Le ruissellement par le mépris plutôt que par la confiance


Chaque semaine, voire chaque jour, M. Blanquer nous abreuve d’un certain nombre d’inepties, d’injonctions, de contradictions depuis sa nomination en 2017, et le pire c’est le mépris abyssal envers notre profession et tous ceux qui l’exercent, qui transpire par l’ensemble de ses pores .
La situation exceptionnelle que nous connaissons aurait pu être pour lui l’occasion d’œuvrer véritablement envers les personnels qui accompagnent les élèves du mieux qu’ils le peuvent.
Pourtant , il n’a cessé depuis le début de la crise sanitaire, de se voir inlassablement contredit par les directives présidentielles , concernant notamment la sécurité des personnels et des parents à qui il fut dit que les écoles ne fermeraient pas, puis que la moitié des enseignants ( ensuite ce fut 10%) devrait s’y rendre à toutes jambes au mépris du simple bon sens .

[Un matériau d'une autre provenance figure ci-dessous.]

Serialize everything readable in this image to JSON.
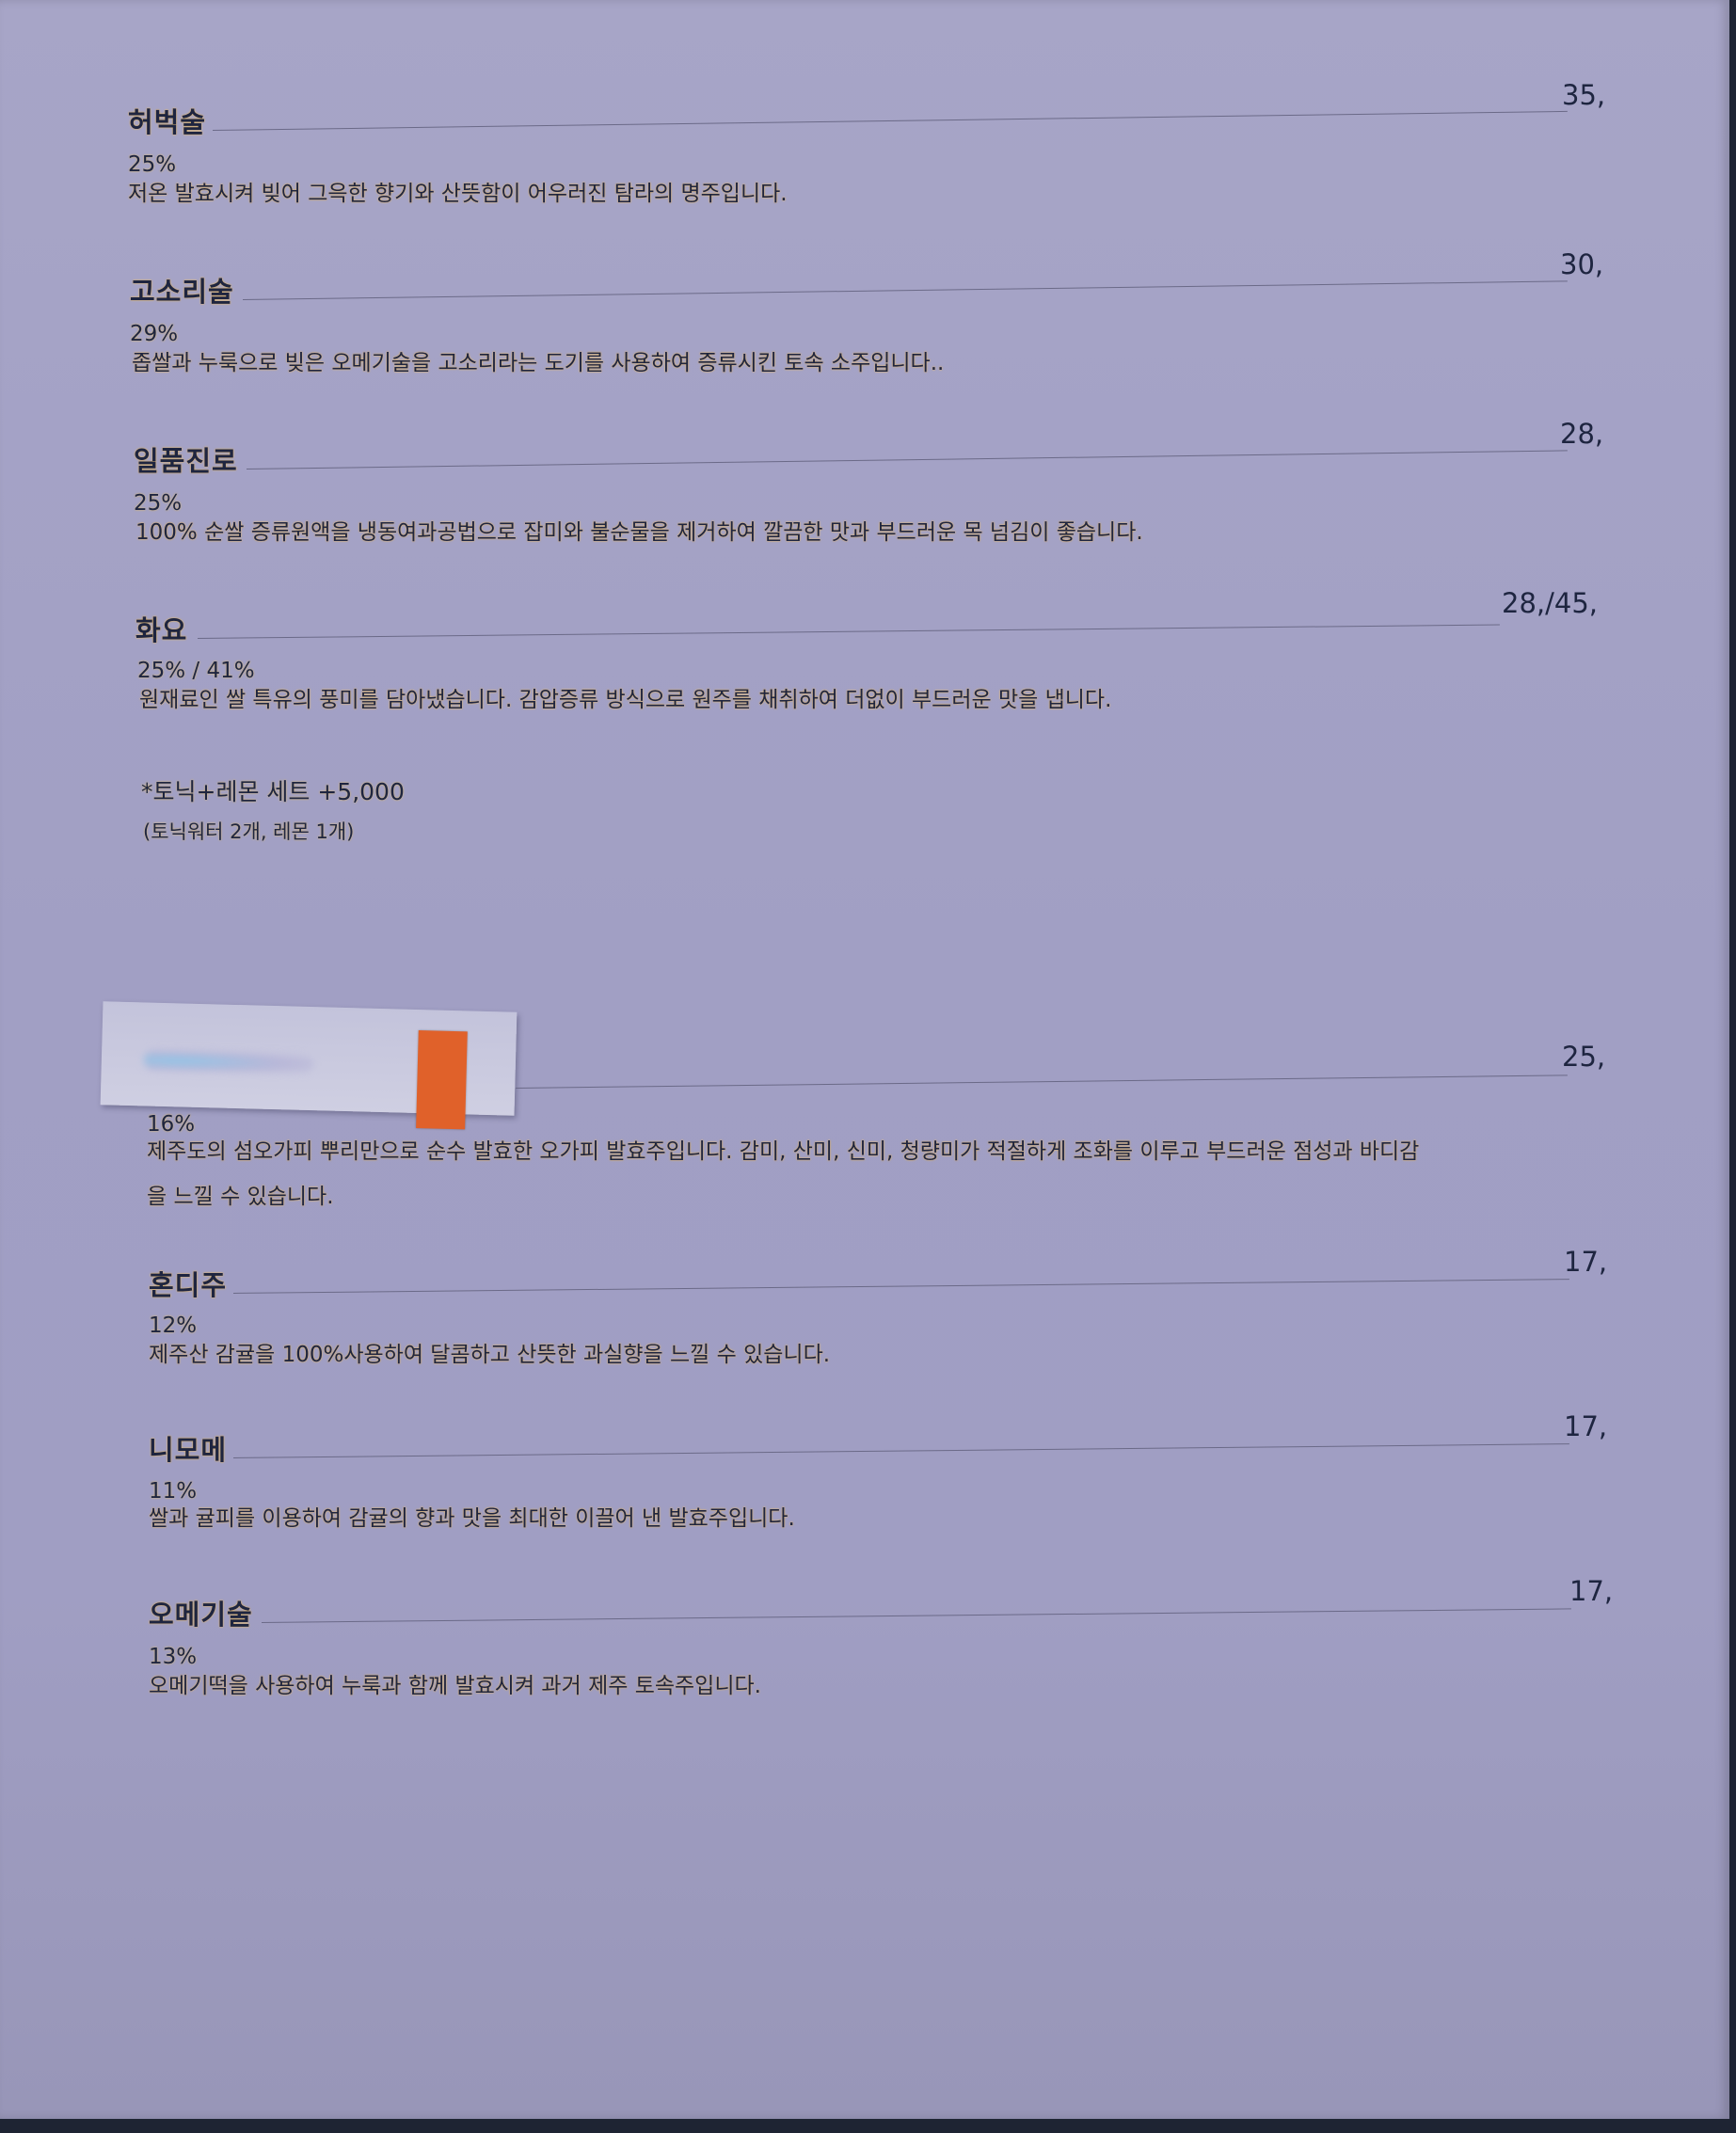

Mais M. Blanquer ne se départit pas de sa morgue, continue à pérorer dans les médias , distillant des petites phrases sur la suppression des vacances d’été, puis sur le baccalauréat , aura-t-il lieu n’aura-t-il pas lieu ????en usant de feinte comme à son habitude, en tâtant le terrain… A la fracture scolaire ordinaire que connaît notre système éducatif, se rajoute celle liée à la gestion du COVID-19 : le maintien de PARCOURSUP aux dates prévues est ainsi un non-sens absolu . La continuité pédagogique dont se vante M. Blanquer se heurte à la réalité de notre terrain, les plus pénalisés seront les plus pauvres, déjà les plus démunis en temps normal. Et l’on ne peut faire croire à l’opinion publique qu’il est possible de pallier intégralement l’absence de cours : cela est faux, les personnels le savent, s’adaptent, cherchent des solutions et cela ne peut se faire en quelques jours : l’éducation nationale est face à son incurie en matière informatique, il est facile d’invoquer la protection des données sensibles en temps ordinaire et de s’y trouver confronter actuellement. Les outils informatiques dont nous disposons ne peuvent répondre à l’ensemble des besoins et faire croire que tout va bien comme le fait M. Le Recteur est un leurre. Laissons les personnels travailler sans laisser croire que tout est possible.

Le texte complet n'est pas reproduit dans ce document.